Na twaalf jaar donker wonen in de Kortrijkse stadskern, bouwde interieurarchitect Francis Billiet een huis op het platteland. Achter de minimalistische gevel schuilt een woon- en werkdoos van beton en glas waarin het licht en het aanpalende groen een prominente rol hebben gekregen.

Hilde Bouchez & Katia Vlerick / Foto’s Vercruysse & Dujardin

Je kunt er niet omheen, het huis waar Francis Billiet samen met zijn vrouw Patricia Nollet en hun twee kinderen woont, is de eyecatcher van de rustige Wevelgemse woonwijk. Aan de straatkant lijkt de woning Billiet immers een moderne vestingmuur: veel beton, geen ramen. Bovenop die monoliet staat een (uitkijk)toren van metaal en glas. Wanneer Francis de deur van deze moderne burcht opent en je door het buitensas naar binnen wandelt, word je verrast door de openheid van de achterliggende woonst. Door de vele glazen wanden komt het licht je tegemoet. Francis: “Mensen in de buurt noemen dit huis wel eens smalend ‘de bunker’. Wanneer ze binnen komen, staan ze gewoon versteld van wat achter die hermetische voorgevel schuilt.”

Veel van die klaarheid heeft ook te maken met de rustgevende, groene ligging. Vanuit de binnenpatio, het centrale punt van de woning, kijk je niet alleen naar de woonkamer maar ook naar het groene landschap achter de glazen wand. Francis: “We hebben twaalf jaar in het centrum van Kortrijk gewoond, we snakten echt naar rust en groen. Modern bouwen in een landelijke omgeving is door de Belgische bouwwetten echter geen sinecure. Toen we op deze lap grond stootten, hadden we geluk. De bouwvoorschriften waren er niet zo streng en ons uitzicht zou nooit vertroebeld worden door nieuwbouw, de achterliggende gronden zijn immers landbouwzone.”

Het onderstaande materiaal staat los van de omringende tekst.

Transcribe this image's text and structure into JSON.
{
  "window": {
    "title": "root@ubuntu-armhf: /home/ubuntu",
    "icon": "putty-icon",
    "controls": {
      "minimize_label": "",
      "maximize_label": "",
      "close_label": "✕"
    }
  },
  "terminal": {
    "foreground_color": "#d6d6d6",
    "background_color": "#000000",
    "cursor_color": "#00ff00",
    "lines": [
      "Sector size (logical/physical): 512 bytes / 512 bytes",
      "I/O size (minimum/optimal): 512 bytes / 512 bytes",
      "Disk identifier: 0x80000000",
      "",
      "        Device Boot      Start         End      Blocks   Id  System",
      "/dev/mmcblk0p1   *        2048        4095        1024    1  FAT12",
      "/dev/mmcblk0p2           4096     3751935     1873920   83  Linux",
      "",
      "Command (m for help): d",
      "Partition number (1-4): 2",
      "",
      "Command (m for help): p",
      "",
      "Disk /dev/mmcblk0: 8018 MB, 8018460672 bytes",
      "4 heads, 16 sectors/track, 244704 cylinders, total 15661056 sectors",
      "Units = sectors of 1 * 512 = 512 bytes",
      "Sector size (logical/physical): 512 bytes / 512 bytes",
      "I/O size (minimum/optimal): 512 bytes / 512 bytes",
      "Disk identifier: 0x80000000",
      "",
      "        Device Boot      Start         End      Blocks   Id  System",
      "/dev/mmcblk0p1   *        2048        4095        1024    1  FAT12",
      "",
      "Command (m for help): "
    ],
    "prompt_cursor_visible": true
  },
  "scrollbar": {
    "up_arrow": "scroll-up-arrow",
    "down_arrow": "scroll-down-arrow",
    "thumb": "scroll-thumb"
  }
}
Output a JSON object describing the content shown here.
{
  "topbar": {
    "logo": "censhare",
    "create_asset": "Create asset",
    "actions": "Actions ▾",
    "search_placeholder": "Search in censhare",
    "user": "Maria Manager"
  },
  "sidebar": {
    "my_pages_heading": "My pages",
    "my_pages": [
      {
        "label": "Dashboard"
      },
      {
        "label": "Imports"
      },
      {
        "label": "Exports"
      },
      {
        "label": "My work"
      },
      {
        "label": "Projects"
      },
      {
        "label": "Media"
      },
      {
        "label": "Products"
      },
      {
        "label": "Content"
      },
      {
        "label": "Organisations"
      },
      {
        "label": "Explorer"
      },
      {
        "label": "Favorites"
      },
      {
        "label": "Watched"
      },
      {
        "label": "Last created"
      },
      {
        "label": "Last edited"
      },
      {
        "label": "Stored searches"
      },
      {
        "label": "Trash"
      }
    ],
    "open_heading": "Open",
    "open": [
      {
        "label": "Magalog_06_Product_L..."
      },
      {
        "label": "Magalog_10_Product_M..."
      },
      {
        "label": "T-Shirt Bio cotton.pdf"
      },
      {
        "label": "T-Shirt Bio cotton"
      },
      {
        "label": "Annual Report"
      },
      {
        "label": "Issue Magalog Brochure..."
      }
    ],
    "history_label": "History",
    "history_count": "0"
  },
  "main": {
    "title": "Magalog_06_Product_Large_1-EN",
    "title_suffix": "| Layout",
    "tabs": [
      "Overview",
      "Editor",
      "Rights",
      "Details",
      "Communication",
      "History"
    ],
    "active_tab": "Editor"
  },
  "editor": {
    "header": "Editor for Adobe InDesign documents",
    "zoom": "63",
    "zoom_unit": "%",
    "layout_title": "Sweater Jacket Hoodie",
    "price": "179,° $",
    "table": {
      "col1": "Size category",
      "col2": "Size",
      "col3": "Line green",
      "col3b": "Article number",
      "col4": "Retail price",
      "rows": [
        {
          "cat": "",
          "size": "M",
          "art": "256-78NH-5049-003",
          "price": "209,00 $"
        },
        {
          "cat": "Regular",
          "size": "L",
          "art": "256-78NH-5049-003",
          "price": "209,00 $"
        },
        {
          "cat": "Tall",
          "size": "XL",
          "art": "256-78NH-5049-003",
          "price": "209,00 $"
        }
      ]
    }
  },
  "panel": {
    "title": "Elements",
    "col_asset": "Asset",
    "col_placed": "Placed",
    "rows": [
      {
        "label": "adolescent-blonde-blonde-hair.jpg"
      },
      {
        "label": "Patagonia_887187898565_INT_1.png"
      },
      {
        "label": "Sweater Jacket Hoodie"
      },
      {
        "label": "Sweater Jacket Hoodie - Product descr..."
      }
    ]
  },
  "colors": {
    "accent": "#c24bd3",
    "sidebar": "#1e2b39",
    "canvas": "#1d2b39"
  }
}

Toen Francis het ontwerp voor zijn woning tekende, wou hij het volgende bereiken: maximale ruimtebenutting van de achthonderd vierkante meter, veel glas om de natuur in huis te halen en aan de straatkant een betonnen wand om de privacy af te schermen.

In de hal, die over de volledige lengte van de woonst loopt, worden alle kamers met elkaar verbonden. De donkere houten wandbekleding uit gekleurde esfineer vormt een warm contrast met de betonvloer, de zichtbare stalen steunen en het vele glas. Francis: “Die combinatie van warme en koele materialen is bewust gekozen. Ik probeer in alles wat ik doe de juiste yin-yangverhouding te vinden, het komt eropaan tegenstellingen met elkaar te verzoenen.”

Achter de houten wand van de hal liggen de slaapkamers en de badkamer. Tussen de hal en die vertrekken zijn verscheidene sassen gebouwd die een geluidsbarrière vormen, maar ook functioneren als toilet of kast.

Francis beschouwt dit huis zo’n beetje als een lab voor zijn interieurideeën. “Ik heb hier geëxperimenteerd met soms onconventionele materialen die ik later in mijn ontwerpen ben gaan gebruiken.” De vloer van de badkamer is bijvoorbeeld van bamboe, een zeer harde houtsoort die goed geschikt is voor vochtige ruimtes. Het tablet is van de natuursteen pietra serena, de wanden van een afwasbaar materiaal dat veel in ziekenhuizen wordt gebruikt. “Intussen zijn de materialen al meer dan vijf jaar in gebruik, en ze hebben hun experimentele fase goed doorstaan.”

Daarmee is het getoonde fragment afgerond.